So you’re an Eagles season ticket holder who has tickets to a home game, now that fans are being allowed back in the Linc.
What can you expect?
Some good news from Eagles president Don Smolenski: “The traffic situation should be significantly better than normal.”
Ha-ha. A little pandemic humor there; the state and the city are allowing only 7,500 people at the event, including players, coaches, workers, and media members, so, that works out to about 6,000 fans, rather than the 70,000 who would descend on the sports complex normally.
First, don’t expect to turn onto 11th Street or Pattison Avenue waving cash at the parking attendants. If you got tickets and also purchased parking, you’ll have your parking pass on your phone. That’s the only way you’re getting into any of the lots, which open two hours before the game. Once you’re in, don’t worry about trying to squeeze into a tiny space between some people playing cornhole and a monster truck – no tailgating will be allowed, and every other parking space will be blocked off.
What is the first thing you’ll want to do when you get out of your car?
Well, “find some opponent fans to harass” wasn’t really the answer we were looking for there. The first thing you need to do is put on your mask, the Eagles say. They want everyone masked from the moment they exit their cars until the moment they get back in them afterward.
Masks must be masks, covering the nose and mouth. No bandanas. Nothing with a valve or an opening.
Head toward the designated gate for the ticket on your phone. There are four entry points, and you have to enter through the one listed on your ticket. Gates open 90 minutes before kickoff.
When you get to the line to enter, you’ll notice big stickers on the pavement.

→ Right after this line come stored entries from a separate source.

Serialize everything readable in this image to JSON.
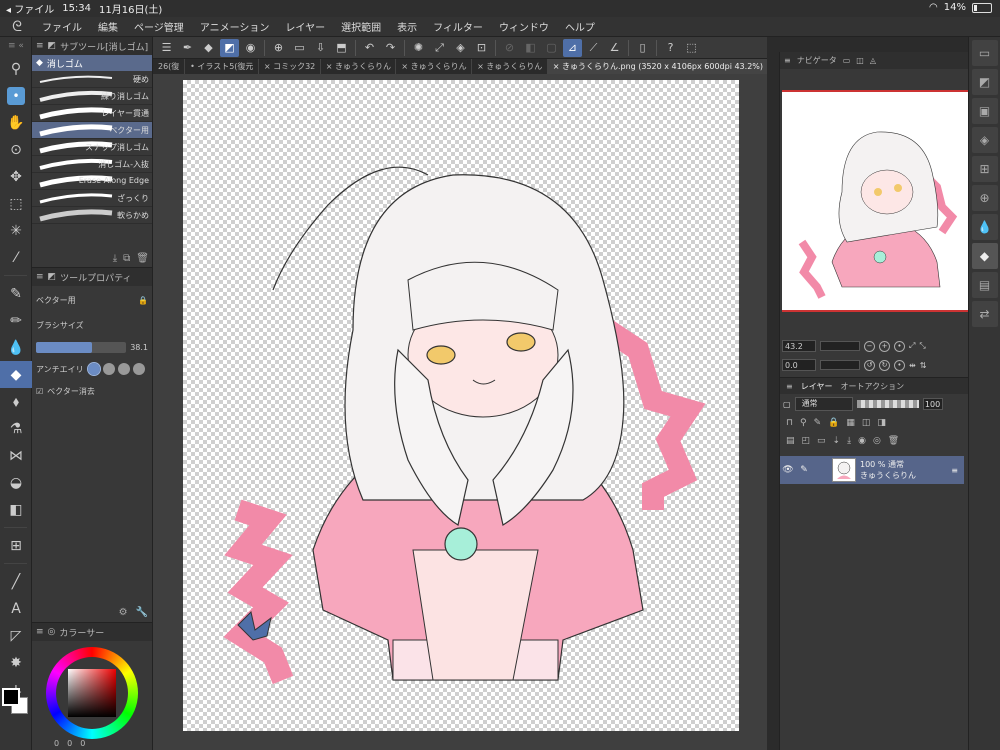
{
  "status": {
    "back_app": "◂ ファイル",
    "time": "15:34",
    "date": "11月16日(土)",
    "battery": "14%"
  },
  "menu": {
    "items": [
      "ファイル",
      "編集",
      "ページ管理",
      "アニメーション",
      "レイヤー",
      "選択範囲",
      "表示",
      "フィルター",
      "ウィンドウ",
      "ヘルプ"
    ]
  },
  "tabs": [
    {
      "label": "26(復"
    },
    {
      "label": "• イラスト5(復元"
    },
    {
      "label": "× コミック32"
    },
    {
      "label": "× きゅうくらりん"
    },
    {
      "label": "× きゅうくらりん"
    },
    {
      "label": "× きゅうくらりん"
    },
    {
      "label": "× きゅうくらりん.png (3520 x 4106px 600dpi 43.2%)",
      "active": true
    }
  ],
  "subtool": {
    "panel_title": "サブツール[消しゴム]",
    "group": "消しゴム",
    "brushes": [
      {
        "label": "硬め"
      },
      {
        "label": "練り消しゴム"
      },
      {
        "label": "レイヤー貫通"
      },
      {
        "label": "ベクター用",
        "selected": true
      },
      {
        "label": "スナップ消しゴム"
      },
      {
        "label": "消しゴム-入抜"
      },
      {
        "label": "Erase Along Edge"
      },
      {
        "label": "ざっくり"
      },
      {
        "label": "軟らかめ"
      }
    ]
  },
  "toolprop": {
    "panel_title": "ツールプロパティ",
    "preset": "ベクター用",
    "brush_size_label": "ブラシサイズ",
    "brush_size_value": "38.1",
    "brush_size_fraction": 0.62,
    "antialias_label": "アンチエイリ",
    "vector_label": "ベクター消去"
  },
  "color": {
    "panel_title": "カラーサー",
    "r": "0",
    "g": "0",
    "b": "0"
  },
  "navigator": {
    "title": "ナビゲータ",
    "zoom": "43.2",
    "rotate": "0.0"
  },
  "layers": {
    "title": "レイヤー",
    "auto_action": "オートアクション",
    "blend_mode": "通常",
    "opacity": "100",
    "items": [
      {
        "info": "100 % 通常",
        "name": "きゅうくらりん"
      }
    ]
  },
  "colors": {
    "accent": "#4f6fa8",
    "selected_row": "#5a6a8c",
    "pink": "#f28aa8"
  }
}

These are not for you to peel off and place on the back of your unsuspecting friend. They tell you where to stand, to remain socially distanced from the people around you as you inch toward the metal detectors. You’ll have to place all your stuff on the belt and take it off yourself, like at an airport. The employees aren’t touching it.
Once you’re inside, you can go to the concession stand or the restroom, or the team store for souvenirs, but, again, everything is cashless. If all you brought was cash, there will be merchandise stands where you can get money exchanged for prepaid cards you can use.

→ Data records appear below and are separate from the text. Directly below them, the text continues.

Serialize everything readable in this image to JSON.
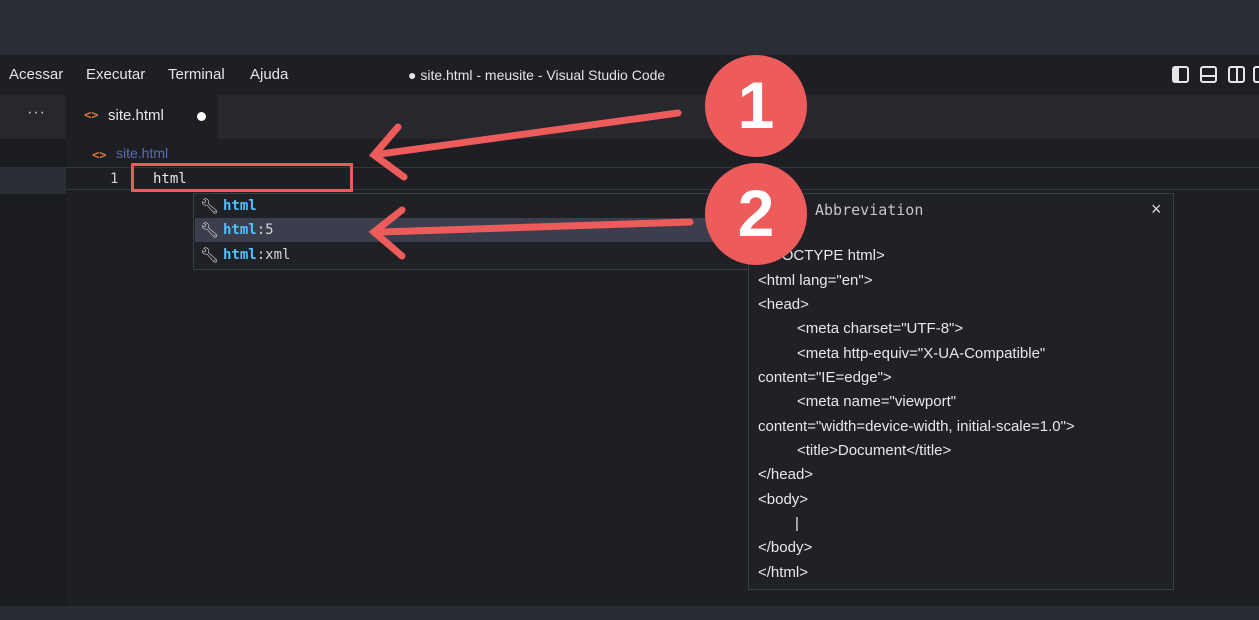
{
  "menu": {
    "items": [
      "Acessar",
      "Executar",
      "Terminal",
      "Ajuda"
    ],
    "window_title": "● site.html - meusite - Visual Studio Code"
  },
  "tabs": {
    "more_label": "···",
    "active": {
      "label": "site.html",
      "icon": "html-file-icon",
      "dirty": true
    }
  },
  "breadcrumb": {
    "label": "site.html",
    "icon": "html-file-icon"
  },
  "editor": {
    "line_number": "1",
    "line_text": "html"
  },
  "suggestions": [
    {
      "match": "html",
      "rest": "",
      "icon": "wrench-icon",
      "selected": false
    },
    {
      "match": "html",
      "rest": ":5",
      "icon": "wrench-icon",
      "selected": true
    },
    {
      "match": "html",
      "rest": ":xml",
      "icon": "wrench-icon",
      "selected": false
    }
  ],
  "details": {
    "title": "Abbreviation",
    "close_label": "×",
    "lines": [
      "<!DOCTYPE html>",
      "<html lang=\"en\">",
      "<head>",
      "<meta charset=\"UTF-8\">",
      "<meta http-equiv=\"X-UA-Compatible\"",
      "content=\"IE=edge\">",
      "<meta name=\"viewport\"",
      "content=\"width=device-width, initial-scale=1.0\">",
      "<title>Document</title>",
      "</head>",
      "<body>",
      "|",
      "</body>",
      "</html>"
    ]
  },
  "annotations": {
    "badge_1": "1",
    "badge_2": "2",
    "color": "#ee5b5b"
  },
  "colors": {
    "accent_highlight": "#4fc1ff",
    "html_icon": "#e37933",
    "annotation": "#ef5a5a"
  }
}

Bathrooms are a logical source of virus transmission concern. The Eagles say guys won’t be standing side-by-side at urinals, every other one will be closed, and given that the restrooms were built to serve a much larger crowd, there should be plenty of room for everyone to feel relatively safe.
You want to minimize the time that you’re indoors, though, pandemic experts say.
Temple epidemiology assistant professor Dr. Aimee Palumbo noted that the size of the Linc, relative to the number of fans allowed to attend, "actually allows for a lot of distance between groups.
"Assuming they have those groups spread pretty evenly throughout the stadium, it seems like a low-risk activity, because it’s outdoors, it’s easy to keep distance from those who are not in your immediate party, and … they are taking precautions for the limited time that you must spend indoors or in contact with others.
“We know that the closer proximity you are to people, and for longer periods of time, the higher the risk of transmission, so as with other social activities we engage in, people should be mindful of what precautions others in their group are taking [assuming they are not already in the same household].”
Penn State’s Dr. Nita Bharti expressed the concern that “individuals seated together in a pod at the stadium who do not reside in a single household represent an increased risk of exposure within their ‘stadium pod.’ And of course, fans travel to games, so there is a concern that the downstream effects of a few transmission events in the stadium may be felt in homes, schools, and communities throughout the region.”
The Eagles say your seating pod will be no closer than six feet in any direction from other fan pods.
So, once you’re in your seat, is it safe to cheer, or — let’s be real here — boo vociferously?
“Distancing, wearing masks, and the outdoor setting will help reduce transmission, but cheering and yelling during the game will increase transmission risk,” Bharti said.
Palumbo, though, said she felt that if the pods of fans were adequately distanced from one another, outdoors, and everyone wore masks, cheering or booing shouldn’t make you significantly less safe.
(Yelling that you love the Cowboys could make you significantly less safe, however.)
Smolenski emphasized the steps the Eagles have taken to lessen risks. Furniture has been removed from places around the stadium where fans might usually sit. He said about 12,000 signs will remind people to keep their masks on.
“If people get food, they have to take their food and go sit in their seat, and not gather,” he said.
Of course, you aren’t expected to wear your mask while eating or drinking, that would be messy.
One thing to bear in mind about that yelling: with so few folks in the stands, if you yell something, everyone can hear you. So try to be witty.
Once the game ends, you are encouraged to go directly to your car, not hang around with others. There will be a police presence in the parking lots to make sure rules are followed.